Opinion
260 A.D.2d 244 687 N.Y.S.2d 632 In re Application of SERENCHA REALTY CORP., Petitioner-Appellant, For a Judgment, etc., v. NEW YORK STATE DIVISION OF HOUSING AND COMMUNITY RENEWAL, Respondent-Respondent. 1999-03354 Supreme Court of New York, First Department April 15, 1999.
Edward M. Teitlebaum, for Petitioner-Appellant.
Martin B. Schneider, for Respondent-Respondent.
NARDELLI, J.P., TOM, LERNER and MAZZARELLI, JJ.
MEMORANDUM DECISION.
Order, Supreme Court, New York County (David Saxe, J.), entered January 13, 1998, which denied petitioner landlord's application to annul respondent DHCR's determination of a rent overcharge, unanimously affirmed, without costs.

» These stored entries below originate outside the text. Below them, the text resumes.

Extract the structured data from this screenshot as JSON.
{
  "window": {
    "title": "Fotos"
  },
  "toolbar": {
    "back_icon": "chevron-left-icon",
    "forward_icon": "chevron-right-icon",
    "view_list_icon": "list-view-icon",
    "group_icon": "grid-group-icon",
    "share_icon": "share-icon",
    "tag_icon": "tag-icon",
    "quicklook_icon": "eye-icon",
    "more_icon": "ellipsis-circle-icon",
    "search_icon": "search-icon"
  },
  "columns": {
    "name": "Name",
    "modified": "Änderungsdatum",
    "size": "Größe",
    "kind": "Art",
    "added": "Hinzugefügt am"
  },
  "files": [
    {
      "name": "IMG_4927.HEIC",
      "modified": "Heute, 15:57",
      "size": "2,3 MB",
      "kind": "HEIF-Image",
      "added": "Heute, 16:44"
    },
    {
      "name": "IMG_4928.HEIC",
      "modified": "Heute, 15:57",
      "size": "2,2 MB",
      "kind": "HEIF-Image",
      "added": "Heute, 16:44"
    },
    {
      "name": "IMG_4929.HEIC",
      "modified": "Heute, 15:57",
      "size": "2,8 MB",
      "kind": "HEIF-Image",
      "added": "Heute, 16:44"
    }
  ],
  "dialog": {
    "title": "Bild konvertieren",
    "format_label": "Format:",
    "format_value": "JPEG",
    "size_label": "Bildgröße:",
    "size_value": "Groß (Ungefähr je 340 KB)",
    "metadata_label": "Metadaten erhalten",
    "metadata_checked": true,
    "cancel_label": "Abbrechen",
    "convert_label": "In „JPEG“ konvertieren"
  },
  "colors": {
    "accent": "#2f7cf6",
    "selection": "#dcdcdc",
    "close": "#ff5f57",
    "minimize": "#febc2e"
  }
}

Where, as here, the tenant's overcharge complaint was filed prior to April 1, 1984, section 33 of the Rent Regulation Reform Act of 1997, amending Rent Stabilization Law § 26-516(a), is inapplicable, and respondent's review of the rental history is not limited to the four-year period preceding the tenant's filing of the overcharge complaint (Matter of Greenberg Real Estate v. DHCR, 258 A.D.2d 313, 685 N.Y.S.2d 188). We have considered petitioner's other arguments, including that the apartment first became rent stabilized after the period for which it was unable to provide a rental history, and that the omitted portion of the rental history is de minimis, and find them to be without merit.